Saturday, March 12, 2005

Middle East in Sea of Change

Fire of Liberty

Victor Davis Hanson has a moving piece over @ National Review Online on the monumental changes that have occurred throughout the Middle East since the dark days of September 11th. It's always a relief on to read VDH's positive pieces every Friday just to have a little relief from all the sanity that's being dished out everyday in the MSM. I wished VDH worked in our State Department to bring some sense to the white striped pant fellows over @ Foggy Bottom. Luckily, the good professor has a modicum of sanity himself and wouldn't touch that madhouse with a forty-foot pole, let alone would he have a chance of being invited to the entity with strong views like his. Just see for yourself:
The Middle East is in flux, as the autocracies in Lebanon, Syria, Egypt, and Saudi Arabia reel from the earthquakes in Afghanistan and Iraq. Like it or not, this is not the time for half-measures, but rather the hour for a uniform American policy that promotes democratic reform and thus predicates our aid, weapons, friendship — almost everything — on the degree to which Middle Eastern societies are free.

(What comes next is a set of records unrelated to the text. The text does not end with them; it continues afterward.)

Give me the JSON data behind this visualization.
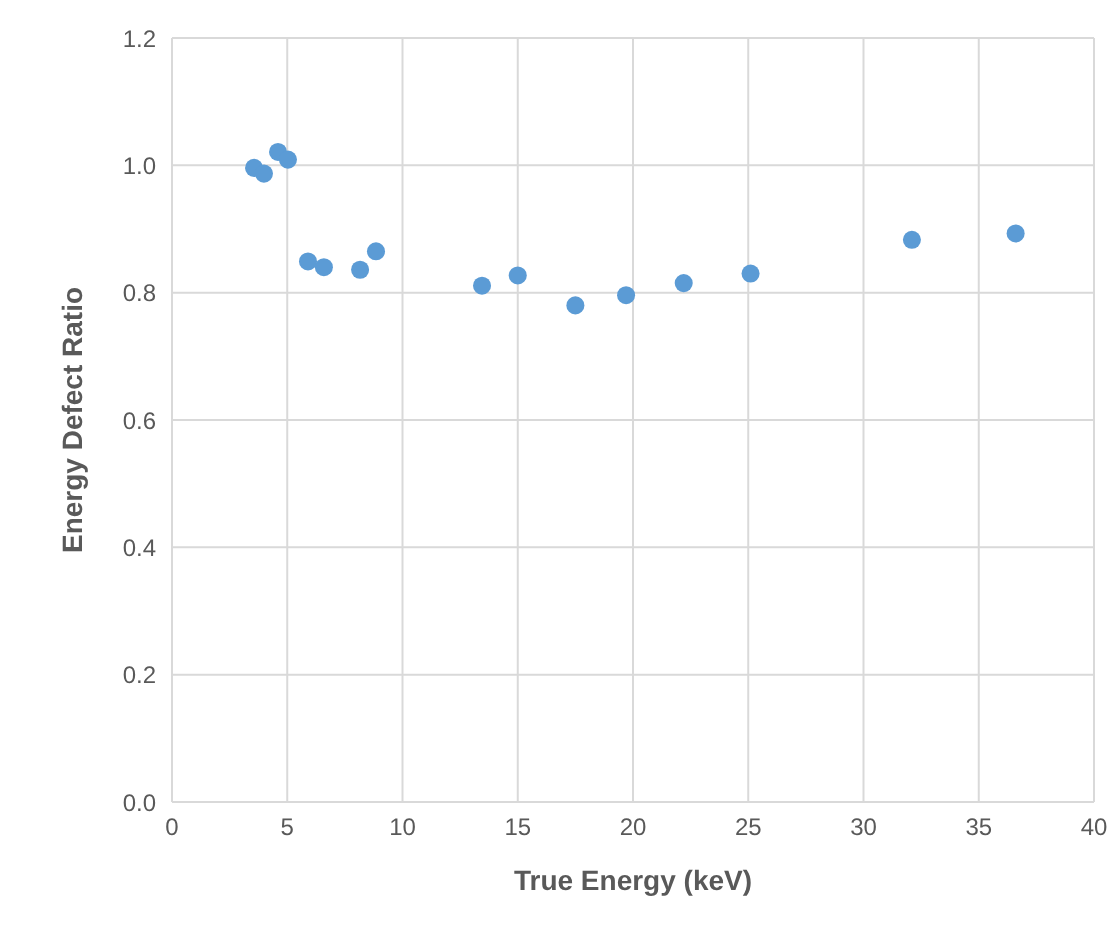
{
  "chart_data": {
    "type": "scatter",
    "xlabel": "True Energy (keV)",
    "ylabel": "Energy Defect Ratio",
    "x": [
      3.56,
      3.99,
      4.6,
      5.03,
      5.9,
      6.59,
      8.16,
      8.85,
      13.45,
      15.0,
      17.5,
      19.7,
      22.2,
      25.1,
      32.1,
      36.6
    ],
    "series": [
      {
        "color": "#5b9bd5",
        "values": [
          0.996,
          0.987,
          1.021,
          1.009,
          0.849,
          0.84,
          0.836,
          0.865,
          0.811,
          0.827,
          0.78,
          0.796,
          0.815,
          0.83,
          0.883,
          0.893
        ]
      }
    ],
    "xlim": [
      0,
      40
    ],
    "xticks": [
      0,
      5,
      10,
      15,
      20,
      25,
      30,
      35,
      40
    ],
    "ylim": [
      0,
      1.2
    ],
    "yticks": [
      {
        "value": 0,
        "label": "0.0"
      },
      0.2,
      0.4,
      0.6,
      0.8,
      {
        "value": 1,
        "label": "1.0"
      },
      1.2
    ],
    "grid": true,
    "legend": false,
    "marker": "circle"
  }
}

How odd that conservatives, usually derided for their multicultural insensitivity and blinkered approach to the world abroad, had far more confidence in the Arab street than did liberals at home and Euro elites who patronized Arabs as nice "others" who were "different" rather than oppressed by murderous thugs in the manner of former Russians, Hungarians, Bosnians, and Afghans.

Every time the United States the last quarter century had acted boldly — its removal of Noriega and aid for the Contras, instantaneous support for a reunified Germany, extension of NATO, preference for Yeltsin instead of Gorbachev, Gulf War I, bombing of Milosevic, support for Sharon's fence, withdrawal from Gaza and decapitation of the Hamas killer elite, taking out the Taliban and Saddam-good things have ensued. In contrast, on every occasion that we have temporized — abject withdrawal from Lebanon, appeasement of Arafat at Oslo, a decade of inaction in the Balkans, paralysis in Rwanda, sloth in the face of terrorist attacks, not going to Baghdad in 1991 — corpses pile up and the United States became either less secure or less respected or both.
Good ole VDH, he always has the best way of putting things. Keep up the good work.